With The NES Omnibus: The Nintendo Entertainment System and Its Games, Volume 2 (M-Z) now available for pre-order, I thought it would be fun to post some essays from Volume 1. It was a huge honor for me when legendary programmer David Warhol agreed to write nostalgic stories for my Omnibus books. In addition to designing games for the Intellivision, he programmed several NES games, including Maniac Mansion. Here’s his recollection of working on the game, reprinted from The Nintendo Entertainment System and Its Games, Volume 1 (A–L):
It was as big a technical challenge as it was an honor to port Maniac Mansion from the Commodore 64 to the NES. Early on in development, we decided to use as much of the original engine and scripts as possible as opposed to re-coding it from scratch. It required fitting the entire game from 360k floppy into 128k ROM, splitting the screen between scrolling and static sections which I’m pretty sure the NES can’t do (we covered it up as well we could but there is still a visible tear), and porting the entire SCUMM tool chain to NES.
The original game doesn’t have wall-to-wall music, but NES games almost always did. As we approached the end of the project the publisher asked, “Where’s the music?”, to which we scrambled and added nearly a dozen custom songs (my favorite of the NES music I’ve produced). During approval, Nintendo flagged some content as inappropriate, including the infamous “put hamster in microwave,” which was removed. Also, at the last minute at their request, we removed a “nude” statue, not realizing a game scripter placed the “blow up mansion” button invisibly behind the statue to remove it from the game.

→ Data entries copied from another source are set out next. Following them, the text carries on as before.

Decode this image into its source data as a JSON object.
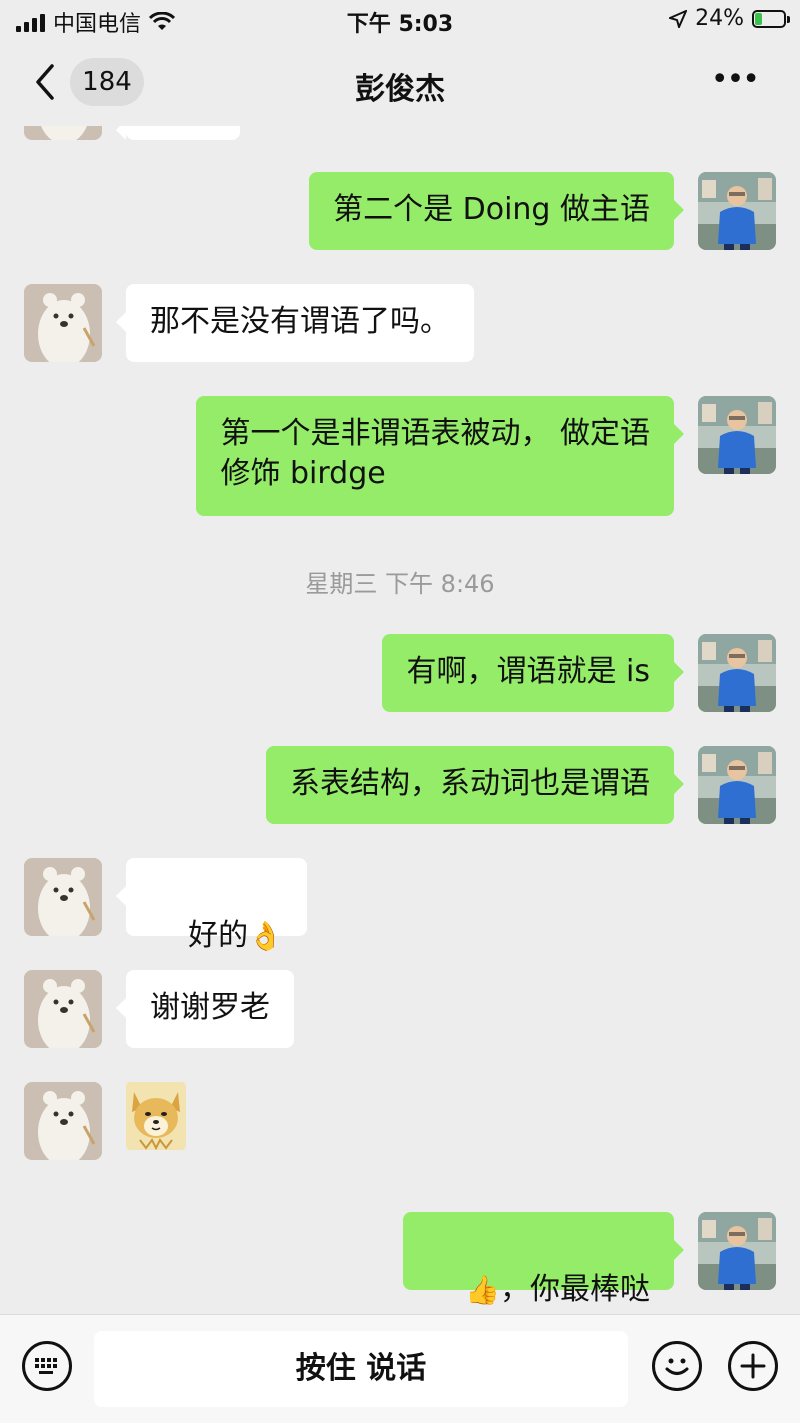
{
  "status_bar": {
    "carrier": "中国电信",
    "time": "下午 5:03",
    "battery": "24%",
    "battery_level": 0.24
  },
  "header": {
    "back_count": "184",
    "title": "彭俊杰",
    "more_label": "•••"
  },
  "messages": [
    {
      "side": "right",
      "text": "第二个是 Doing 做主语"
    },
    {
      "side": "left",
      "text": "那不是没有谓语了吗。"
    },
    {
      "side": "right",
      "text": "第一个是非谓语表被动， 做定语\n修饰 birdge"
    },
    {
      "type": "timestamp",
      "text": "星期三 下午 8:46"
    },
    {
      "side": "right",
      "text": "有啊，谓语就是 is"
    },
    {
      "side": "right",
      "text": "系表结构，系动词也是谓语"
    },
    {
      "side": "left",
      "text": "好的",
      "emoji": "👌"
    },
    {
      "side": "left",
      "text": "谢谢罗老"
    },
    {
      "side": "left",
      "type": "sticker",
      "sticker": "doge-sticker"
    },
    {
      "side": "right",
      "emoji": "👍",
      "text": "，你最棒哒"
    }
  ],
  "input_bar": {
    "hold_to_talk": "按住 说话",
    "keyboard_icon": "keyboard-icon",
    "emoji_icon": "smiley-icon",
    "add_icon": "plus-icon"
  },
  "colors": {
    "background": "#ededed",
    "self_bubble": "#95ec69",
    "other_bubble": "#ffffff"
  }
}
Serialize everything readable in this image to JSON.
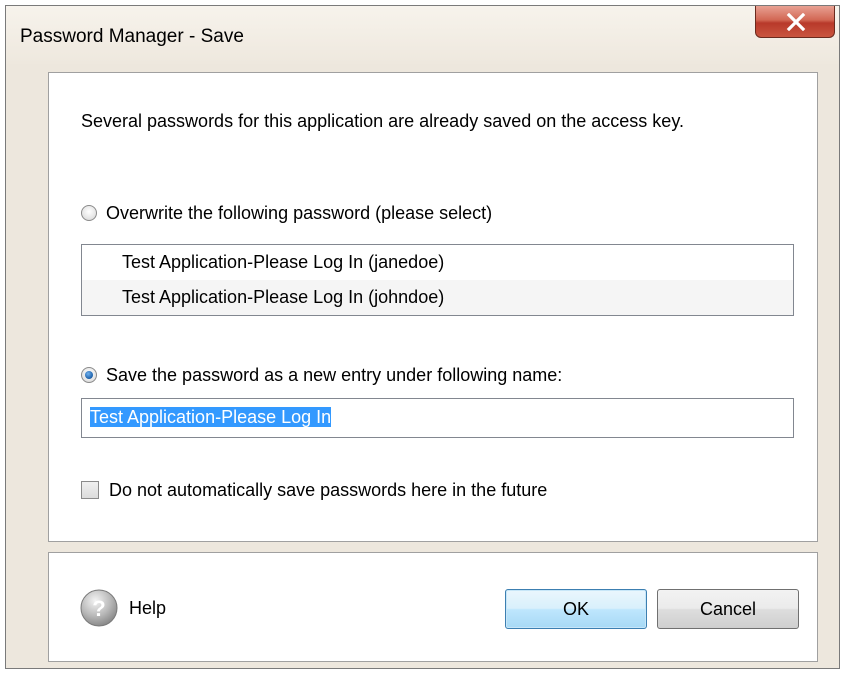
{
  "window": {
    "title": "Password Manager - Save"
  },
  "intro_text": "Several passwords for this application are already saved on the access key.",
  "overwrite_option": {
    "label": "Overwrite the following password (please select)",
    "checked": false
  },
  "password_list": [
    {
      "label": "Test Application-Please Log In (janedoe)"
    },
    {
      "label": "Test Application-Please Log In (johndoe)"
    }
  ],
  "new_entry_option": {
    "label": "Save the password as a new entry under following name:",
    "checked": true
  },
  "entry_name_input": {
    "value": "Test Application-Please Log In"
  },
  "no_autosave_checkbox": {
    "label": "Do not automatically save passwords here in the future",
    "checked": false
  },
  "footer": {
    "help_label": "Help",
    "ok_label": "OK",
    "cancel_label": "Cancel"
  },
  "icons": {
    "close": "close-icon",
    "help": "question-mark-icon"
  },
  "colors": {
    "window_background": "#ede7dd",
    "selection_highlight": "#3399ff",
    "close_button": "#c9553f",
    "default_button": "#bee6fd"
  }
}
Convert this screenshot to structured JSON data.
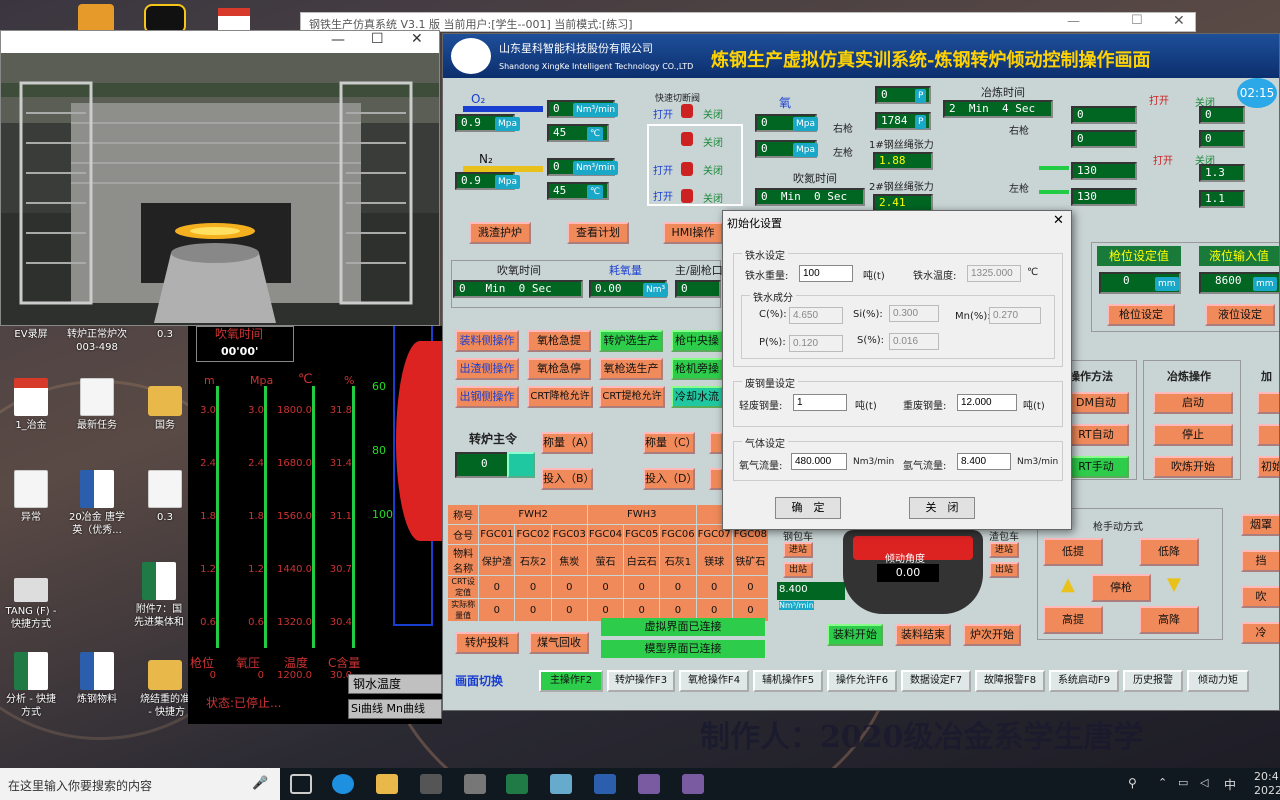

The invisible button is still there, and it works!
Embarrassingly,
some code to initialize the ROM bank switching chip was left out and
undiscovered until after the first manufacturing run of a few hundred thousand
units (it worked in test cartridges fine but not in the manufactured version).
Fortunately, by clearing the RAM during manufacturing, the mechanism worked.
~ David Warhol, former programmer for Mattel Electronics (on the Intellivision), founder of Realtime Associates, Inc.